Pennsylvania's asset-forfeiture laws, which turn property used in drug deals into funding for law enforcement, are designed to make Philadelphians safer and to make it harder for drug dealers to do their illegal work.

Drug dealers and the social rot that comes with their trade ruin neighborhoods - they bring addiction, illegal firearms, death, despair, and destruction. With our growing epidemic of prescription-drug and heroin overdoses, making it harder for dealers to operate by removing their profits and profit motive is a good thing.

Think about the kid who can't play outside anymore because he might get caught in the cross fire; the grandmother who's threatened by dealers when she just wants to sit on her porch; the homeowner whose only real investment is his house, but who has to watch its value plummet when his block becomes an open-air drug market.

Don't believe the claims that we are just snatching up property, mostly homes and autos, owned by random individuals who have nothing to do with drug dealing. A recent state audit shows that most Philadelphia forfeitures involve cash, not houses and cars. In fact, about 80 percent of what we collected in 2014 through the forfeiture process was cash, and that's generally cash seized directly from drug dealers. It's the lifeblood of their illegal, soul-destroying business.

In addition, all forfeitures, whether involving money or property, get adjudicated through a judicial process. District attorneys don't get to just take stuff; we have to prove that the property was used in drug dealing. We file petitions, go to court, and either have a hearing or reach a settlement - just like any other legal proceeding, criminal or civil.

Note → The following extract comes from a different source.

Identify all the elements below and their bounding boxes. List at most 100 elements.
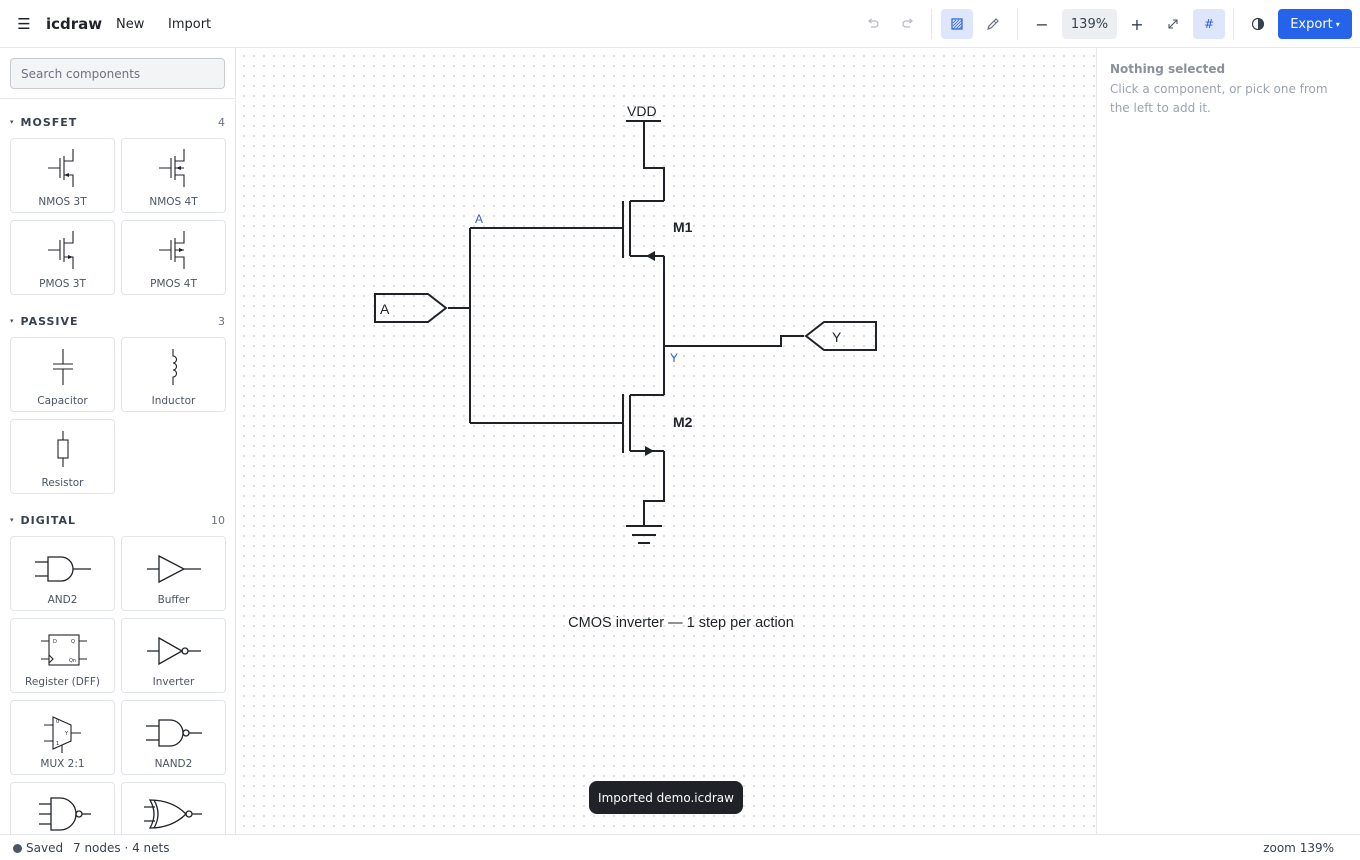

Civil forfeiture works a lot like any lawsuit involving property. If you leave your building unsecured and a fire starts, or you leave your pool unfenced and a kid drowns, you can get sued. That's the idea behind drug forfeiture. If you endanger your community by allowing your property to be used for drug dealing, you may find yourself in court. You may not get convicted of a crime or go to jail, but you still violated state civil law.

One of the features of that law is the "innocent owner" defense. It's a legal doctrine that permits people to show they weren't responsible for the illegal activity occurring on their property. But the truth is that forfeiture defendants have always had that right under the law - and many of them have invoked it. That's right and proper. I'm committed to using every tool that I have to make Philadelphians safer, but I'm going to do it fairly and within the law.

Other prosecutors do the same, on up to Eric Holder, the attorney general of the United States. Recently, Holder announced a change in forfeiture policy: He will no longer "adopt" forfeiture cases initiated by state and local police. But he's certainly not ending the program; he'll just concentrate on cases begun by the federal government itself. In fact, the nominee to succeed Holder, Loretta Lynch, stated in her confirmation hearing that she thinks "asset forfeiture is a wonderful tool."

It's a tool used far more extensively by the feds than by local officials. In 2012, the last year I've seen figures for, the Justice Department seized almost $9 billion worth of property in civil, noncriminal proceedings. That's nine billion, with a B - or about 1,800 times more than the value of all the property seized that year in Philadelphia.

Important as forfeiture is, however, I certainly agree that the process should be as fair and efficient as possible. I'm always looking for ways to improve the criminal justice system. I've done it with better charging decisions, with streamlined guilty-plea processes, and with diversion and rehabilitation programs for young drug offenders and prostitution defendants.

And I'm doing it now with forfeiture. Under my administration, we have taken significantly less property than was taken in previous years. I've created new, tighter protocols for house seizures, and I'm negotiating with members of the legislature about ways to reform the state forfeiture statute. I'll also be considering additional changes to Philadelphia's forfeiture procedures.

But the goal, at least for those who care about the real victims of rampant drug dealing, has to be to preserve this tool - not to destroy it.

R. Seth Williams is district attorney of Philadelphia.